A U.S. soldier was killed Friday during a pre-dawn raid north of Baghdad, the military said.

The soldier from Army's 1st Infantry Division, whose name was withheld pending notification of his family, was killed in an operation against members of an insurgent bomb-making cell in the town of Duluiyah, the military said in a statement.

One Iraqi was killed in the raid and another soldier was wounded.

Also in the area, Iraqi Army soldiers made a gruesome discovery in the city of Baqouba, finding a body with its hands tied and throat cut, the U.S. military said Friday. There were no other details.

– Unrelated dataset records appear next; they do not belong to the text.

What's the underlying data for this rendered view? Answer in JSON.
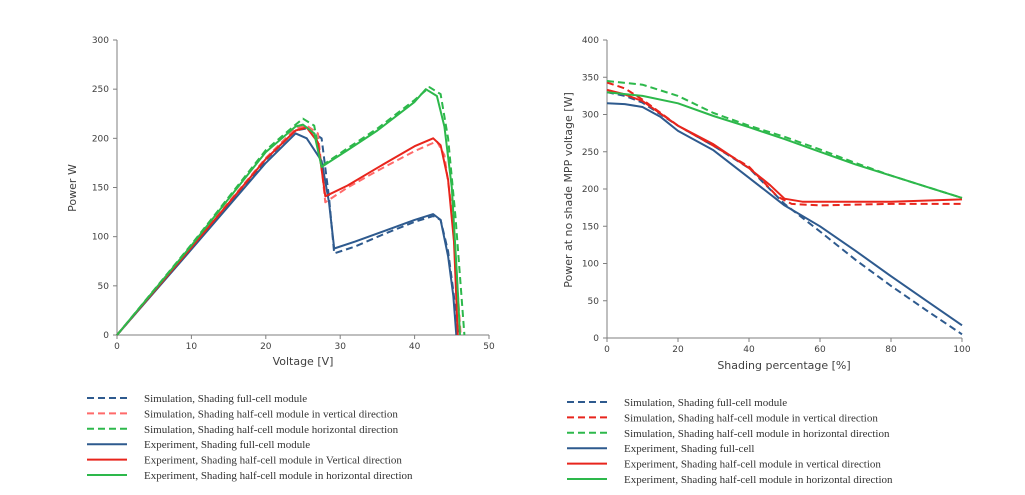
{
  "chart_data": [
    {
      "type": "line",
      "title": "",
      "xlabel": "Voltage [V]",
      "ylabel": "Power W",
      "xlim": [
        0,
        50
      ],
      "ylim": [
        0,
        300
      ],
      "xticks": [
        "0",
        "10",
        "20",
        "30",
        "40",
        "50"
      ],
      "yticks": [
        "0",
        "50",
        "100",
        "150",
        "200",
        "250",
        "300"
      ],
      "grid": false,
      "legend_position": "bottom",
      "series": [
        {
          "name": "Simulation, Shading full-cell module",
          "color": "#2e5a8e",
          "style": "dashed",
          "points": [
            [
              0,
              0
            ],
            [
              10,
              88
            ],
            [
              20,
              178
            ],
            [
              24,
              208
            ],
            [
              25.5,
              210
            ],
            [
              27.5,
              200
            ],
            [
              28.5,
              140
            ],
            [
              29.2,
              83
            ],
            [
              32,
              90
            ],
            [
              36,
              103
            ],
            [
              40,
              115
            ],
            [
              42.5,
              121
            ],
            [
              43.5,
              117
            ],
            [
              44.5,
              85
            ],
            [
              45.2,
              45
            ],
            [
              45.9,
              0
            ]
          ]
        },
        {
          "name": "Simulation, Shading half-cell module in vertical direction",
          "color": "#ff6a6a",
          "style": "dashed",
          "points": [
            [
              0,
              0
            ],
            [
              10,
              90
            ],
            [
              20,
              180
            ],
            [
              24,
              210
            ],
            [
              25.5,
              213
            ],
            [
              27,
              205
            ],
            [
              28,
              135
            ],
            [
              31,
              150
            ],
            [
              35,
              167
            ],
            [
              40,
              187
            ],
            [
              43,
              197
            ],
            [
              44,
              183
            ],
            [
              45,
              128
            ],
            [
              45.7,
              55
            ],
            [
              46.2,
              0
            ]
          ]
        },
        {
          "name": "Simulation, Shading half-cell module horizontal direction",
          "color": "#2db84b",
          "style": "dashed",
          "points": [
            [
              0,
              0
            ],
            [
              10,
              92
            ],
            [
              20,
              188
            ],
            [
              24,
              214
            ],
            [
              25,
              220
            ],
            [
              26.5,
              213
            ],
            [
              27.5,
              172
            ],
            [
              31,
              190
            ],
            [
              35,
              210
            ],
            [
              40,
              239
            ],
            [
              42,
              252
            ],
            [
              43.5,
              245
            ],
            [
              44.5,
              200
            ],
            [
              45.5,
              120
            ],
            [
              46.2,
              50
            ],
            [
              46.7,
              0
            ]
          ]
        },
        {
          "name": "Experiment, Shading full-cell module",
          "color": "#2e5a8e",
          "style": "solid",
          "points": [
            [
              0,
              0
            ],
            [
              10,
              87
            ],
            [
              20,
              175
            ],
            [
              24,
              205
            ],
            [
              25.5,
              200
            ],
            [
              27.5,
              177
            ],
            [
              28.5,
              135
            ],
            [
              29.2,
              88
            ],
            [
              32,
              95
            ],
            [
              36,
              106
            ],
            [
              40,
              117
            ],
            [
              42.5,
              123
            ],
            [
              43.5,
              117
            ],
            [
              44.5,
              80
            ],
            [
              45.2,
              40
            ],
            [
              45.6,
              0
            ]
          ]
        },
        {
          "name": "Experiment, Shading half-cell module in Vertical direction",
          "color": "#e8251c",
          "style": "solid",
          "points": [
            [
              0,
              0
            ],
            [
              10,
              89
            ],
            [
              20,
              179
            ],
            [
              24,
              208
            ],
            [
              25.5,
              211
            ],
            [
              27,
              196
            ],
            [
              28,
              141
            ],
            [
              31,
              152
            ],
            [
              35,
              170
            ],
            [
              40,
              192
            ],
            [
              42.5,
              200
            ],
            [
              43.5,
              193
            ],
            [
              44.5,
              158
            ],
            [
              45.3,
              95
            ],
            [
              45.8,
              0
            ]
          ]
        },
        {
          "name": "Experiment, Shading half-cell module in horizontal direction",
          "color": "#2db84b",
          "style": "solid",
          "points": [
            [
              0,
              0
            ],
            [
              10,
              91
            ],
            [
              20,
              186
            ],
            [
              24,
              212
            ],
            [
              25,
              214
            ],
            [
              26.5,
              205
            ],
            [
              27.5,
              171
            ],
            [
              31,
              188
            ],
            [
              35,
              208
            ],
            [
              40,
              237
            ],
            [
              41.5,
              250
            ],
            [
              43,
              243
            ],
            [
              44,
              212
            ],
            [
              45,
              150
            ],
            [
              45.7,
              60
            ],
            [
              46.1,
              0
            ]
          ]
        }
      ]
    },
    {
      "type": "line",
      "title": "",
      "xlabel": "Shading percentage [%]",
      "ylabel": "Power at no shade MPP voltage [W]",
      "xlim": [
        0,
        100
      ],
      "ylim": [
        0,
        400
      ],
      "xticks": [
        "0",
        "20",
        "40",
        "60",
        "80",
        "100"
      ],
      "yticks": [
        "0",
        "50",
        "100",
        "150",
        "200",
        "250",
        "300",
        "350",
        "400"
      ],
      "grid": false,
      "legend_position": "bottom",
      "series": [
        {
          "name": "Simulation, Shading full-cell module",
          "color": "#2e5a8e",
          "style": "dashed",
          "points": [
            [
              0,
              330
            ],
            [
              5,
              325
            ],
            [
              10,
              316
            ],
            [
              20,
              285
            ],
            [
              30,
              258
            ],
            [
              40,
              228
            ],
            [
              50,
              180
            ],
            [
              60,
              143
            ],
            [
              70,
              105
            ],
            [
              80,
              70
            ],
            [
              90,
              37
            ],
            [
              100,
              5
            ]
          ]
        },
        {
          "name": "Simulation, Shading half-cell module in vertical direction",
          "color": "#e8251c",
          "style": "dashed",
          "points": [
            [
              0,
              343
            ],
            [
              5,
              335
            ],
            [
              10,
              320
            ],
            [
              20,
              285
            ],
            [
              30,
              258
            ],
            [
              40,
              230
            ],
            [
              48,
              190
            ],
            [
              52,
              180
            ],
            [
              60,
              178
            ],
            [
              80,
              180
            ],
            [
              100,
              180
            ]
          ]
        },
        {
          "name": "Simulation, Shading half-cell module in horizontal direction",
          "color": "#2db84b",
          "style": "dashed",
          "points": [
            [
              0,
              345
            ],
            [
              10,
              340
            ],
            [
              20,
              325
            ],
            [
              30,
              302
            ],
            [
              40,
              285
            ],
            [
              50,
              270
            ],
            [
              60,
              253
            ],
            [
              70,
              235
            ],
            [
              80,
              218
            ],
            [
              90,
              203
            ],
            [
              100,
              188
            ]
          ]
        },
        {
          "name": "Experiment, Shading full-cell",
          "color": "#2e5a8e",
          "style": "solid",
          "points": [
            [
              0,
              315
            ],
            [
              5,
              314
            ],
            [
              10,
              310
            ],
            [
              15,
              297
            ],
            [
              20,
              278
            ],
            [
              30,
              252
            ],
            [
              40,
              215
            ],
            [
              50,
              178
            ],
            [
              60,
              150
            ],
            [
              70,
              117
            ],
            [
              80,
              83
            ],
            [
              90,
              50
            ],
            [
              100,
              17
            ]
          ]
        },
        {
          "name": "Experiment, Shading half-cell module in vertical direction",
          "color": "#e8251c",
          "style": "solid",
          "points": [
            [
              0,
              333
            ],
            [
              5,
              327
            ],
            [
              10,
              318
            ],
            [
              20,
              285
            ],
            [
              30,
              260
            ],
            [
              40,
              228
            ],
            [
              46,
              205
            ],
            [
              50,
              187
            ],
            [
              55,
              183
            ],
            [
              60,
              183
            ],
            [
              80,
              183
            ],
            [
              100,
              186
            ]
          ]
        },
        {
          "name": "Experiment, Shading half-cell module in horizontal direction",
          "color": "#2db84b",
          "style": "solid",
          "points": [
            [
              0,
              330
            ],
            [
              10,
              325
            ],
            [
              20,
              315
            ],
            [
              30,
              298
            ],
            [
              40,
              283
            ],
            [
              50,
              267
            ],
            [
              60,
              250
            ],
            [
              70,
              233
            ],
            [
              80,
              218
            ],
            [
              90,
              203
            ],
            [
              100,
              188
            ]
          ]
        }
      ]
    }
  ]
}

In the northern city of Mosul, U.S. troops shot and killed three insurgents who attacked a police vehicle, a military spokesman said. For a second day, insurgents shelled a hospital in the city where U.S. and Iraqi forces have taken up positions, residents said. There was no word on casualties.

An Italian soldier was killed Friday by a burst of gunfire while riding in a helicopter that was patrolling the southern Shiite city of Nasiriyah, Italy's Defense Ministry said. The area has been deemed safe for elections.

In northern Iraq, insurgents attacked two schools that are to be used as polling stations later this month, but no one was hurt, police said. One of the schools was hit with a rocket, and police dismantled a bomb planted at a third school.

U.S. soldiers in Baghdad seized mortar rounds, TNT and weapons in a raid on a dangerous street that was meant in part as a display of American dominance over the troubled sector, the military said. Four explosions were heard in the area Friday morning, but the military had no immediate information on the cause.

Near the central city of Samarra, saboteurs set an oil pipeline on fire, police said. The pipeline, 12 miles south of the city, links the northern Beiji refinery to Baghdad's Dora refinery.

The pipeline was attacked in the past by insurgents who have taken aim at the oil industry to deprive the government of badly needed reconstruction money.